The future of Šiklóš Vinárstvo is tied to the continued health of the one hectare, the gradual deepening of Viktor's intuition, and the slow expansion of his reach to wine-loving people around the planet. The Pinot Blanc will continue to offer a window into the chalky purity of travertine. The Welschriesling will continue to challenge preconceptions about Slovak white wine. The Frankovka Modrá will continue to prove that Blaufränkisch can achieve peppery elegance on tufa. And the pét-nat will continue to fizz — a wine of joy, zero sulfur, and uncomplicated pleasure. The Šiklóš hill will continue to provide its porous limestone, and the old vines will continue to dig deeper into the memory of the Golden Onyx.

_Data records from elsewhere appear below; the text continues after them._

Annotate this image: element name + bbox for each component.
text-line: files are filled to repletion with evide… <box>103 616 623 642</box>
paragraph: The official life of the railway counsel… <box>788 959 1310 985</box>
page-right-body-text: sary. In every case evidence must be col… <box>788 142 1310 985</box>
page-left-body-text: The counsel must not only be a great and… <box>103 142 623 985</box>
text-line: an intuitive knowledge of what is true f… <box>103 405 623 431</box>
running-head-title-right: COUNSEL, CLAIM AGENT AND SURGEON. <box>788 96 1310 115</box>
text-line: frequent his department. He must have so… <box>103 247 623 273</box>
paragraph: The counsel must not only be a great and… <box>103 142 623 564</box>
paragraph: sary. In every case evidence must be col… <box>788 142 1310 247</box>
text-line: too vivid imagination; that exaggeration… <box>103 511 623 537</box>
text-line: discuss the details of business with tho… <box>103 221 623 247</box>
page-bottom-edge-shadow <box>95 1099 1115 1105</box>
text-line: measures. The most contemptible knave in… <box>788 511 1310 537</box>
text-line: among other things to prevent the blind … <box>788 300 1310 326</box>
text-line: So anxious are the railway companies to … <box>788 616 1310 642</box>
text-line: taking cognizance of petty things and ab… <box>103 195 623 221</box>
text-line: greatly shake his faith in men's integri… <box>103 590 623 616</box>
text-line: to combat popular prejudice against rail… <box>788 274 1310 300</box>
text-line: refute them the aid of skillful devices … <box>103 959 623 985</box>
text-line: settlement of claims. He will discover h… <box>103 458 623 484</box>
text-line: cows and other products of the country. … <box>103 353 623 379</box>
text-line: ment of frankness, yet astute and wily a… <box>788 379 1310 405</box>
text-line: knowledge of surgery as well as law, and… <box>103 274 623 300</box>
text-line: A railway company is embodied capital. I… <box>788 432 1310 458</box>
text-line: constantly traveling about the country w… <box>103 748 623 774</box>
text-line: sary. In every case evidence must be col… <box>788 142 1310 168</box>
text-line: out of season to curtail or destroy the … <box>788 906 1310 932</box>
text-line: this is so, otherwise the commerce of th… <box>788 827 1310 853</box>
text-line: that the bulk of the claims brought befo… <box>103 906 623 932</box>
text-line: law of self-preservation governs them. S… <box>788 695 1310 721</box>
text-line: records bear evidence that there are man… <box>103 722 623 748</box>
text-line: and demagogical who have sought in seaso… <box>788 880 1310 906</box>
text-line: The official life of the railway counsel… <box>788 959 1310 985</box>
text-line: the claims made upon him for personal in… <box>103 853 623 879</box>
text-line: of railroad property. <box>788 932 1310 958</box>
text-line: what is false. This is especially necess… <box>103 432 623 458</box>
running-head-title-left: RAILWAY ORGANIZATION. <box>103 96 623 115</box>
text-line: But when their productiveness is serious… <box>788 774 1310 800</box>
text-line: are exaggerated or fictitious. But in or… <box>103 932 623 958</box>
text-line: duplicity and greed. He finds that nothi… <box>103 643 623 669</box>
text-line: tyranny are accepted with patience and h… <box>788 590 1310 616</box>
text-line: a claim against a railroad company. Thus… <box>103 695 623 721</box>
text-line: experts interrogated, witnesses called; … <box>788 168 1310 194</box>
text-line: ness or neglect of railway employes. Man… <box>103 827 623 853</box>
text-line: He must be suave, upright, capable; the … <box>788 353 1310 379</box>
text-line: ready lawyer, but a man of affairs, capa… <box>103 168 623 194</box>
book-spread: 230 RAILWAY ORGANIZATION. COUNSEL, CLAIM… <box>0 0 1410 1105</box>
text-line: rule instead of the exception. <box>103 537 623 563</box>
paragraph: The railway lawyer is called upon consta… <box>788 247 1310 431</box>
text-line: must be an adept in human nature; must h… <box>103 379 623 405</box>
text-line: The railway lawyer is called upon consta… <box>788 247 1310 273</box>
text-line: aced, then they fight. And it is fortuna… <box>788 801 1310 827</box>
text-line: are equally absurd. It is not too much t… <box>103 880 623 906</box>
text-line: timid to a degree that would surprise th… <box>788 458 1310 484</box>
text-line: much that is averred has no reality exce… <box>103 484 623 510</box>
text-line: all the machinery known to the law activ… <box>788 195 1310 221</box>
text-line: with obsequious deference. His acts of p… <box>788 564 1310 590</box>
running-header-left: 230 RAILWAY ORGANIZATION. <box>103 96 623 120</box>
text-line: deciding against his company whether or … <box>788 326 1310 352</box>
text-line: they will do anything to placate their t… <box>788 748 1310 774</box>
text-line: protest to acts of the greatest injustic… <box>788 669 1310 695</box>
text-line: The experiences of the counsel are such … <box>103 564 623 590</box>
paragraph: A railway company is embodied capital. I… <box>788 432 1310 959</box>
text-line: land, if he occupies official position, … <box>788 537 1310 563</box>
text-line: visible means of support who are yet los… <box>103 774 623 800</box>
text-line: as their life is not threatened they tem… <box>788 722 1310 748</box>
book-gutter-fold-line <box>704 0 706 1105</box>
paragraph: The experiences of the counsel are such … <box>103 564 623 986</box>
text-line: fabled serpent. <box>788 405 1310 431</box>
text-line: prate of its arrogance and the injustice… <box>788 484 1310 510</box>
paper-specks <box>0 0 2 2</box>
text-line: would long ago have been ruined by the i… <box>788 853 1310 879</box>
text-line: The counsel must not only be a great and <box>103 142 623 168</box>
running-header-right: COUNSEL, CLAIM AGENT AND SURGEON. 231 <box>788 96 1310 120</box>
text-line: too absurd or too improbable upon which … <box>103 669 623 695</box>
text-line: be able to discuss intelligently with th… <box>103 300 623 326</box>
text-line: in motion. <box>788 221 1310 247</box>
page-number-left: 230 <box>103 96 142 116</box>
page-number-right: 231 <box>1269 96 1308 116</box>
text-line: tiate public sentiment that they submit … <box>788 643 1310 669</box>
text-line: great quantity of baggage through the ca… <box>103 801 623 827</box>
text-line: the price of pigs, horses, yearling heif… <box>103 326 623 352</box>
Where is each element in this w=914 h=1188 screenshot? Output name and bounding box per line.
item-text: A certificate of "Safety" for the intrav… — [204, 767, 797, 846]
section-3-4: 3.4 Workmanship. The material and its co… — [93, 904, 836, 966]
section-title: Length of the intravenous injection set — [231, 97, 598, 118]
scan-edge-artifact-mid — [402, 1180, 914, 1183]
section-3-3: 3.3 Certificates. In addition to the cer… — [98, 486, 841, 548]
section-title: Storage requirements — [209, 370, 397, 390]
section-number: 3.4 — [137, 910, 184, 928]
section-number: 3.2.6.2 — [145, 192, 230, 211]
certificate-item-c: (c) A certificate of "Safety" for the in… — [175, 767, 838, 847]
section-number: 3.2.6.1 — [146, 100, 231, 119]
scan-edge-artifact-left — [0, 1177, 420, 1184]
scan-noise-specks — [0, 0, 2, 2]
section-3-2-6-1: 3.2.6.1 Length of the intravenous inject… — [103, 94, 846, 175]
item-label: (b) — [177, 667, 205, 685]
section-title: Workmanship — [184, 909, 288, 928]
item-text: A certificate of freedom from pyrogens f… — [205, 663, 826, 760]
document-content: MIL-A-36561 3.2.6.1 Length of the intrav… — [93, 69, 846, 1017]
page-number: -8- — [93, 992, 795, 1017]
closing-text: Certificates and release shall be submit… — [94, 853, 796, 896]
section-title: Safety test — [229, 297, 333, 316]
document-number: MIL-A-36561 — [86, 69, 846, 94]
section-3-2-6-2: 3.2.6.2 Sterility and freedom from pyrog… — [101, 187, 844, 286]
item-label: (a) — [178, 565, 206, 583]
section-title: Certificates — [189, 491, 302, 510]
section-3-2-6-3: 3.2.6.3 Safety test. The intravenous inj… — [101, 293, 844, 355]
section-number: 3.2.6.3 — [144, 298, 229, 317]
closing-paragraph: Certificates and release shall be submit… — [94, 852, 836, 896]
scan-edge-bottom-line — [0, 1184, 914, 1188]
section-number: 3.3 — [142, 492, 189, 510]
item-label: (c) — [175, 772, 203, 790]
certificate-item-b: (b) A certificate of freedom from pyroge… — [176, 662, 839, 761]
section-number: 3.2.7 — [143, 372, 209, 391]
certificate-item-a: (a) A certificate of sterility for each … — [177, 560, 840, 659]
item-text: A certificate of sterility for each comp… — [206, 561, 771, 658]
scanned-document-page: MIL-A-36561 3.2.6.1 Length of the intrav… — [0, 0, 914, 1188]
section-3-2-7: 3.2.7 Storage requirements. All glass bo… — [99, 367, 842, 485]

In an age of increasing homogenisation in wine — of global varieties, engineered yeasts, and technological fixes — Šiklóš Vinárstvo stands as a compelling alternative, not because it rejects modernity but because it has embraced a different modernity: one that values one hectare over one hundred, organic health over chemical yield, the winemaker's feeling over laboratory analysis, travertine minerality over standardised flavour, zero sulfur over preservative crutches, and the specific voice of the Šiklóš hill over the anonymous replication of a global luxury style. Viktor Šipoš is not merely making wine; he is restoring a relationship — between an engineer and the soil, between a traveler and his home, between a hill's geological memory and the glass in your hand. The power plant, the return, the vineyard house, the old vines, the electric grinder, the travertine, the Golden Onyx, and the name that has meant honest Slovak natural wine for a generation: all united in one bottle, one slope, one unanswerable argument for the possibility of authentic, place-specific, emotionally honest, zero-sulfur wine from the tufa of Levice.
Viktor Šipoš built power plants in London, Vietnam, and Martinique before choosing wine over electricity. His international experience gave him a global perspective, but it also taught him what he did not want: industrial scale, technological dependence, and the abstraction of nature into commodities. The escapee does not inherit tradition; he chooses it deliberately, with the clarity of someone who has seen the alternative. The result is wine made with the discipline of an engineer and the soul of a man who has come home.
Viktor farms on a specific, unusual, historically significant soil — porous tufa that once yielded the legendary Golden Onyx of Levice. The purist does not chase trends; he chases truth. He believes that travertine imparts a minerality and freshness that cannot be replicated, and he refuses to obscure that truth with sulfur, filtration, or technological intervention. Cloudiness is a virtue, sediment is a signature, and natural variation is the price of honesty. Every bottle is a liquid argument for the primacy of terroir over technique.